Leading up to my maternity leave, I felt a sense of anxiety and uneasiness. I sometimes wondered, "What am I getting myself into?" "Who am I going to talk to every day?" " Am I going to be bored out of my mind?" "Ill have no co-workers or friends" "Who am I going to help, now?" "How am I going to be influential to the people around me?" "What does a stay at home mom do all day?"
It was in those scary moments that I realized being a mom is a calling in life. It's stepping into a new role, a different career.
"Jesus said that those who live for themselves will actually have an unfulfilling life, but those who lose their lives for His sake will really experience life."
Being a mom does not mean I no longer have a mission field. It does not mean that I will have no friends. It certainly doesn't mean I will not have anyone to help. Instead, it is a chance to every day show the love of Christ to my child(ren). A chance to gain new mom friendships. A chance to raise them in the love and truth of the gospel. A chance to sacrifice daily for another human being and show them the love of Jesus in my daily life.
My worth and life is not defined by my jobs I've held or the amount of money I've made in the past 8 years of my life. My life's calling is to love Christ, love others, and to reach out and share the gospel. What an amazing platform motherhood provides to tangibly do this every day.

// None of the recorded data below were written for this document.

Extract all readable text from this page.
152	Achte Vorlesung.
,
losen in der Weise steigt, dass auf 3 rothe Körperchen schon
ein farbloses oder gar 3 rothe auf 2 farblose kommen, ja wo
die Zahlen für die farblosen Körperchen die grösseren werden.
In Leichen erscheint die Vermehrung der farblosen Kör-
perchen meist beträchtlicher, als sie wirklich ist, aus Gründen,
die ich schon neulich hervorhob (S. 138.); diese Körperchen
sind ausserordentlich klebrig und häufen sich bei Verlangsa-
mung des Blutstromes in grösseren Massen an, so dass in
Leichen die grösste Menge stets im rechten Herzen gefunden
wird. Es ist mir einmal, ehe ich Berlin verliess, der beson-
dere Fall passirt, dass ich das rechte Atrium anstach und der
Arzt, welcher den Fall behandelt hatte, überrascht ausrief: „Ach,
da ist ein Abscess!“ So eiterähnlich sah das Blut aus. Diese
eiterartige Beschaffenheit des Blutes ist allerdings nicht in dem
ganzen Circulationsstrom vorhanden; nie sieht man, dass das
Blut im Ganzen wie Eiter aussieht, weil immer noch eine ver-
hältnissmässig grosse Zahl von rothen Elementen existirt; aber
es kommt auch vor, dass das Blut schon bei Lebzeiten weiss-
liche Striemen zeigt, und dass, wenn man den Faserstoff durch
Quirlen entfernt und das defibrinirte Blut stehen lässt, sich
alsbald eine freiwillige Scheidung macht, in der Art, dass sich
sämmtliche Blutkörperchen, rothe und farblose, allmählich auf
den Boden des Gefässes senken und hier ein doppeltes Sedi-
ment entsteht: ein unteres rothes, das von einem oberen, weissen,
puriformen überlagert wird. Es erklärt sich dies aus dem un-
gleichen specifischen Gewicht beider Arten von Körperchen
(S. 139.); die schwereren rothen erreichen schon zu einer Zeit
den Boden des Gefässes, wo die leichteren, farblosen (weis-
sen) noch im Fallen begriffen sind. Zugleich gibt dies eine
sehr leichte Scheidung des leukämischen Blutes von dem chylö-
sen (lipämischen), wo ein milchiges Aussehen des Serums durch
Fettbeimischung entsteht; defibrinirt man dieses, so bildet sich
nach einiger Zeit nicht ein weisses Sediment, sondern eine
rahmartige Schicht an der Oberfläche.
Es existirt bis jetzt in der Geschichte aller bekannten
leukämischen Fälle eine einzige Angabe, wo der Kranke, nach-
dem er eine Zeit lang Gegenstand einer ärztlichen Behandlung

I don't have my daughter here with me now, but I know for sure that motherhood is full of sacrifice; it is full of exciting, scary and draining moments. I have so much more to learn about being a mom. I'm a newbie in this area, but whether you have been a mom for 30+ years or are in the first trimester of your pregnancy, remember the beauty and the calling that the Lord has blessed you with as a mother. Be encouraged today that your role is important and valued!